The current debt stands at 4.6 trillion rubles.
The policy drafted by the Finance Ministry earlier this week, was discussed at a Presidium meeting chaired by Prime Minister Vladimir Putin.
According to the document, the government will seek to maintain "the high level of Russia's credit ratings" and create "a base for increasing the ratings to A."
The policy document states that the country, which is rated BBB with a stable outlook by Standard & Poor's, BBB with a positive outlook by Fitch, and Baa1 with a stable outlook by Moody's, is "clearly underrated," because it has a low level of state debt compared with most developed and developing countries.
As part of the measures stipulated in the document, Putin called for improving the practice of providing state guarantees aimed at lowering the risks for investors taking loans for their projects in order to "optimally share risks" between the companies getting such guarantees and the government.
The companies must bear responsibility "for unsatisfactory results of the projects supported by the government," Putin said at the meeting.
"We should determine a common unified approach to using this tool in specific fields and industries," he said.
According to the state debt policy of 2012 to 2014 outlined in the document posted on the Finance Ministry web site, the size of state guarantees allocated for next year is 482.7 billion rubles, while the figures for 2013 and 2014 are 490.8 billion rubles and 299 billion rubles, respectively.
The size of state guarantees appropriated in this year's federal budget is 551 billion rubles, Putin said, adding that the government is having trouble getting back the funds used for such guarantees.

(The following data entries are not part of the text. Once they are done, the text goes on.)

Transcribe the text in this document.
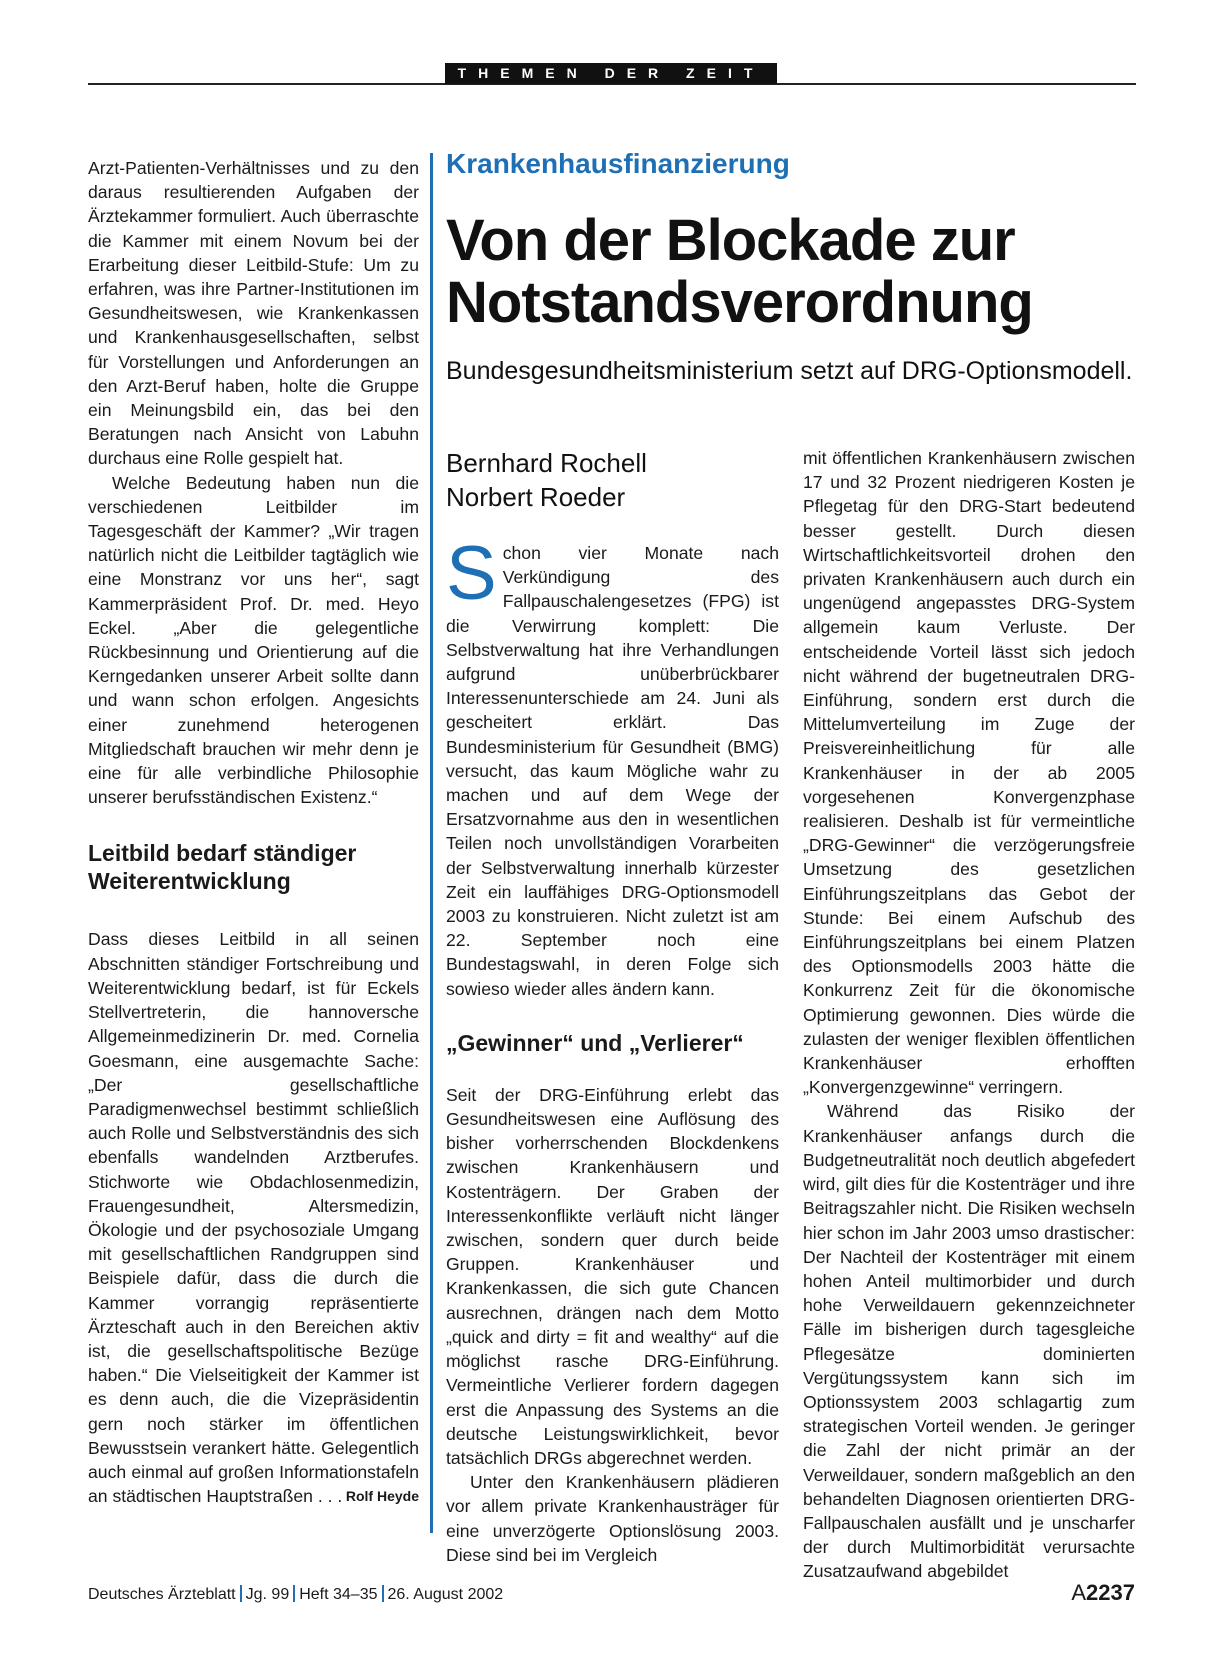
THEMEN DER ZEIT

Arzt-Patienten-Verhältnisses und zu den daraus resultierenden Aufgaben der Ärztekammer formuliert. Auch überraschte die Kammer mit einem Novum bei der Erarbeitung dieser Leitbild-Stufe: Um zu erfahren, was ihre Partner-Institutionen im Gesundheitswesen, wie Krankenkassen und Krankenhausgesellschaften, selbst für Vorstellungen und Anforderungen an den Arzt-Beruf haben, holte die Gruppe ein Meinungsbild ein, das bei den Beratungen nach Ansicht von Labuhn durchaus eine Rolle gespielt hat.

Welche Bedeutung haben nun die verschiedenen Leitbilder im Tagesgeschäft der Kammer? „Wir tragen natürlich nicht die Leitbilder tagtäglich wie eine Monstranz vor uns her“, sagt Kammerpräsident Prof. Dr. med. Heyo Eckel. „Aber die gelegentliche Rückbesinnung und Orientierung auf die Kerngedanken unserer Arbeit sollte dann und wann schon erfolgen. Angesichts einer zunehmend heterogenen Mitgliedschaft brauchen wir mehr denn je eine für alle verbindliche Philosophie unserer berufsständischen Existenz.“

Leitbild bedarf ständiger Weiterentwicklung

Dass dieses Leitbild in all seinen Abschnitten ständiger Fortschreibung und Weiterentwicklung bedarf, ist für Eckels Stellvertreterin, die hannoversche Allgemeinmedizinerin Dr. med. Cornelia Goesmann, eine ausgemachte Sache: „Der gesellschaftliche Paradigmenwechsel bestimmt schließlich auch Rolle und Selbstverständnis des sich ebenfalls wandelnden Arztberufes. Stichworte wie Obdachlosenmedizin, Frauengesundheit, Altersmedizin, Ökologie und der psychosoziale Umgang mit gesellschaftlichen Randgruppen sind Beispiele dafür, dass die durch die Kammer vorrangig repräsentierte Ärzteschaft auch in den Bereichen aktiv ist, die gesellschaftspolitische Bezüge haben.“ Die Vielseitigkeit der Kammer ist es denn auch, die die Vizepräsidentin gern noch stärker im öffentlichen Bewusstsein verankert hätte. Gelegentlich auch einmal auf großen Informationstafeln an städtischen Hauptstraßen . . . Rolf Heyde

Krankenhausfinanzierung
Von der Blockade zur Notstandsverordnung
Bundesgesundheitsministerium setzt auf DRG-Optionsmodell.
Bernhard Rochell
Norbert Roeder

Schon vier Monate nach Verkündigung des Fallpauschalengesetzes (FPG) ist die Verwirrung komplett: Die Selbstverwaltung hat ihre Verhandlungen aufgrund unüberbrückbarer Interessenunterschiede am 24. Juni als gescheitert erklärt. Das Bundesministerium für Gesundheit (BMG) versucht, das kaum Mögliche wahr zu machen und auf dem Wege der Ersatzvornahme aus den in wesentlichen Teilen noch unvollständigen Vorarbeiten der Selbstverwaltung innerhalb kürzester Zeit ein lauffähiges DRG-Optionsmodell 2003 zu konstruieren. Nicht zuletzt ist am 22. September noch eine Bundestagswahl, in deren Folge sich sowieso wieder alles ändern kann.

„Gewinner“ und „Verlierer“

Seit der DRG-Einführung erlebt das Gesundheitswesen eine Auflösung des bisher vorherrschenden Blockdenkens zwischen Krankenhäusern und Kostenträgern. Der Graben der Interessenkonflikte verläuft nicht länger zwischen, sondern quer durch beide Gruppen. Krankenhäuser und Krankenkassen, die sich gute Chancen ausrechnen, drängen nach dem Motto „quick and dirty = fit and wealthy“ auf die möglichst rasche DRG-Einführung. Vermeintliche Verlierer fordern dagegen erst die Anpassung des Systems an die deutsche Leistungswirklichkeit, bevor tatsächlich DRGs abgerechnet werden.

Unter den Krankenhäusern plädieren vor allem private Krankenhausträger für eine unverzögerte Optionslösung 2003. Diese sind bei im Vergleich

mit öffentlichen Krankenhäusern zwischen 17 und 32 Prozent niedrigeren Kosten je Pflegetag für den DRG-Start bedeutend besser gestellt. Durch diesen Wirtschaftlichkeitsvorteil drohen den privaten Krankenhäusern auch durch ein ungenügend angepasstes DRG-System allgemein kaum Verluste. Der entscheidende Vorteil lässt sich jedoch nicht während der bugetneutralen DRG-Einführung, sondern erst durch die Mittelumverteilung im Zuge der Preisvereinheitlichung für alle Krankenhäuser in der ab 2005 vorgesehenen Konvergenzphase realisieren. Deshalb ist für vermeintliche „DRG-Gewinner“ die verzögerungsfreie Umsetzung des gesetzlichen Einführungszeitplans das Gebot der Stunde: Bei einem Aufschub des Einführungszeitplans bei einem Platzen des Optionsmodells 2003 hätte die Konkurrenz Zeit für die ökonomische Optimierung gewonnen. Dies würde die zulasten der weniger flexiblen öffentlichen Krankenhäuser erhofften „Konvergenzgewinne“ verringern.

Während das Risiko der Krankenhäuser anfangs durch die Budgetneutralität noch deutlich abgefedert wird, gilt dies für die Kostenträger und ihre Beitragszahler nicht. Die Risiken wechseln hier schon im Jahr 2003 umso drastischer: Der Nachteil der Kostenträger mit einem hohen Anteil multimorbider und durch hohe Verweildauern gekennzeichneter Fälle im bisherigen durch tagesgleiche Pflegesätze dominierten Vergütungssystem kann sich im Optionssystem 2003 schlagartig zum strategischen Vorteil wenden. Je geringer die Zahl der nicht primär an der Verweildauer, sondern maßgeblich an den behandelten Diagnosen orientierten DRG-Fallpauschalen ausfällt und je unscharfer der durch Multimorbidität verursachte Zusatzaufwand abgebildet

Deutsches Ärzteblatt Jg. 99 Heft 34–35 26. August 2002	A2237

The debt policy is aimed primarily at "ensuring a balanced federal budget and maintaining... a high degree of the debt sustainability," according to the document.

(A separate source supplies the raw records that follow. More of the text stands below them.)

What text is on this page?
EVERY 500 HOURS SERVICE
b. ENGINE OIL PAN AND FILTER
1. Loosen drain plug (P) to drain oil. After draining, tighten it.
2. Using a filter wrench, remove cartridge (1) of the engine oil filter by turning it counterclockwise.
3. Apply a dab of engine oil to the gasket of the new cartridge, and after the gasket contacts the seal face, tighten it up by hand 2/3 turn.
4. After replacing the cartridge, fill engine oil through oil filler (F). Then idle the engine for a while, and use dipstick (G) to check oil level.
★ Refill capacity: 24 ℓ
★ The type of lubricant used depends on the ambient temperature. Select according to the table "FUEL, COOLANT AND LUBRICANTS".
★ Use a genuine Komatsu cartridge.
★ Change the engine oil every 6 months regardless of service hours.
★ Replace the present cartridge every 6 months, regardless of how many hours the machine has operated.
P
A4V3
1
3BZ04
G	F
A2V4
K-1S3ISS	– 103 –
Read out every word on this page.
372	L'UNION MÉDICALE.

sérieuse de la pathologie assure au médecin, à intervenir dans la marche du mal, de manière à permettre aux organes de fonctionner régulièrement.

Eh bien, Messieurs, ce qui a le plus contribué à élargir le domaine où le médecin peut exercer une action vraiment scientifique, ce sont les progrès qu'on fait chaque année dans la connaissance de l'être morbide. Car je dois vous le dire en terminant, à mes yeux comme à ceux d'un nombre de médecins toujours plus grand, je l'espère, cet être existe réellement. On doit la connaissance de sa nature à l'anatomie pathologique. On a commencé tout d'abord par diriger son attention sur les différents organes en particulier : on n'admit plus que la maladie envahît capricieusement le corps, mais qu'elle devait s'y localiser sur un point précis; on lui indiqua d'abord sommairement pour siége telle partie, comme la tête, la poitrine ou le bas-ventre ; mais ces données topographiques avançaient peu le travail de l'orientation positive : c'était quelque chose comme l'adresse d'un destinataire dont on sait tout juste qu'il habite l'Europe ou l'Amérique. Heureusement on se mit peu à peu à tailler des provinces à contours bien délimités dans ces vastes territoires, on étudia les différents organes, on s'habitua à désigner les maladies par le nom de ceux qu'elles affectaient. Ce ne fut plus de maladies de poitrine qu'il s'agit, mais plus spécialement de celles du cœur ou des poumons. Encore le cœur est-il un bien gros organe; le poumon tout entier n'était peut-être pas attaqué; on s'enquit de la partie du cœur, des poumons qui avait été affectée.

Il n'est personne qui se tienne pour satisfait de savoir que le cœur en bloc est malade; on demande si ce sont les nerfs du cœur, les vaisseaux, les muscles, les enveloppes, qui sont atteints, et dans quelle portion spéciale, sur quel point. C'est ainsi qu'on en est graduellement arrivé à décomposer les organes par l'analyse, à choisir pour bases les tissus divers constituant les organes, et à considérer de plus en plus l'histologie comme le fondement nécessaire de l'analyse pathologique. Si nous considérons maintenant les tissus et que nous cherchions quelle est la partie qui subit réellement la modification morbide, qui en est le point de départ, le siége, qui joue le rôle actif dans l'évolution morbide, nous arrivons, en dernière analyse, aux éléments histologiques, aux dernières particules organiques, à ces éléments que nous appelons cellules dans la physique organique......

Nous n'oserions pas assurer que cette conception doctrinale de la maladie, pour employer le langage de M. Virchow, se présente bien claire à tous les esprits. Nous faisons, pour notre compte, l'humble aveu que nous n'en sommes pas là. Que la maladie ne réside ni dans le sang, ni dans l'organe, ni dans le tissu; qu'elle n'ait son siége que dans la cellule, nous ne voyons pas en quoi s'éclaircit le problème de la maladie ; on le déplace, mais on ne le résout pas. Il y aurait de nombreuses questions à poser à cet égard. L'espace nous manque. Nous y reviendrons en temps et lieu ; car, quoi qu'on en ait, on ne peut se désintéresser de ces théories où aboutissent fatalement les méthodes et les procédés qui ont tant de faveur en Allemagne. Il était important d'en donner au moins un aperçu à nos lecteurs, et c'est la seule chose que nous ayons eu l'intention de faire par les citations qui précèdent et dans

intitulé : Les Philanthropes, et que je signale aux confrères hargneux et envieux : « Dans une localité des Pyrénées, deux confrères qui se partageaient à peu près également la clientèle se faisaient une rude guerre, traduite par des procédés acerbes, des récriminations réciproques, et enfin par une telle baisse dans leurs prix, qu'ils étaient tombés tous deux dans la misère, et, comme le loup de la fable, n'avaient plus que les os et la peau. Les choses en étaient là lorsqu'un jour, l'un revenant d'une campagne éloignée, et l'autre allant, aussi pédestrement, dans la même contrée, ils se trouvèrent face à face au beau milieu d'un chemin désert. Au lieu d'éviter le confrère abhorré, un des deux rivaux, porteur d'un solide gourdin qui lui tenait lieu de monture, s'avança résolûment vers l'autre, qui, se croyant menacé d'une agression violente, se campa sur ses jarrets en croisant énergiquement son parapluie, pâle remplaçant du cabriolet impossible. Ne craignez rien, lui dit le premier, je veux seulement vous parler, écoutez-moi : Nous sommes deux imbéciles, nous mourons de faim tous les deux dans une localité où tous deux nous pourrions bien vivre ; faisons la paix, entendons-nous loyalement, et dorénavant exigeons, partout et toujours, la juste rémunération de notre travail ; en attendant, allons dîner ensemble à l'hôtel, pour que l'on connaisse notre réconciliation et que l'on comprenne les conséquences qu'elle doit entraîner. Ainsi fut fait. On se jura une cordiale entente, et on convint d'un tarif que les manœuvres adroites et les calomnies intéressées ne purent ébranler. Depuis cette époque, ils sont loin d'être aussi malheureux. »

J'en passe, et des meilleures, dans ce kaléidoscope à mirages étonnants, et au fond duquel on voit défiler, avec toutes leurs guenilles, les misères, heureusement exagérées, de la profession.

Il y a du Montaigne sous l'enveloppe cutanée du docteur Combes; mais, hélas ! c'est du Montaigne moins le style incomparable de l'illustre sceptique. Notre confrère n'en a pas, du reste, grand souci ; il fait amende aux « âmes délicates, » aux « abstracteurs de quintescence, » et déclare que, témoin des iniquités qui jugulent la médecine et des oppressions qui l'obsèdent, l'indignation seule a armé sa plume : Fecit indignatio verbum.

Russia will see the size of its internal debt grow 2.8 times to reach 10 trillion rubles by 2014, while external borrowing will double to 2 trillion rubles, the document said.
Overall state borrowing will reach 2.18 trillion rubles next year and will grow to 2.28 trillion rubles and 2.47 trillion rubles in 2013 and 2014, respectively.
Among other issues discussed at the Presidium meeting was cutting the number of commercial airlines with regularly scheduled flights, in a measure to ensure passengers' safety amid recent airline crashes.
A total of 139 carriers have a license to operate in Russia, while 15 of them handle 90 percent of the passenger traffic, said Deputy Prime Minister Sergei Ivanov, who oversees transportation.
"They are big reliable companies, and … these companies haven't had any accidents for many years," he said.
The rest of the airlines carry a meager number of passengers and "can't provide the crew training and fulfill the technical safety norms," Ivanov said.
He said he supports the Transportation Ministry's proposal to allow only those carriers that have a fleet of 20 jets or more of the same type to provide regular flights.
According to Ivanov, the measure, however, will not affect charter companies and carriers providing flights between two neighboring federal districts.
Overall domestic air passenger flow has increased 15 percent this year, Ivanov said.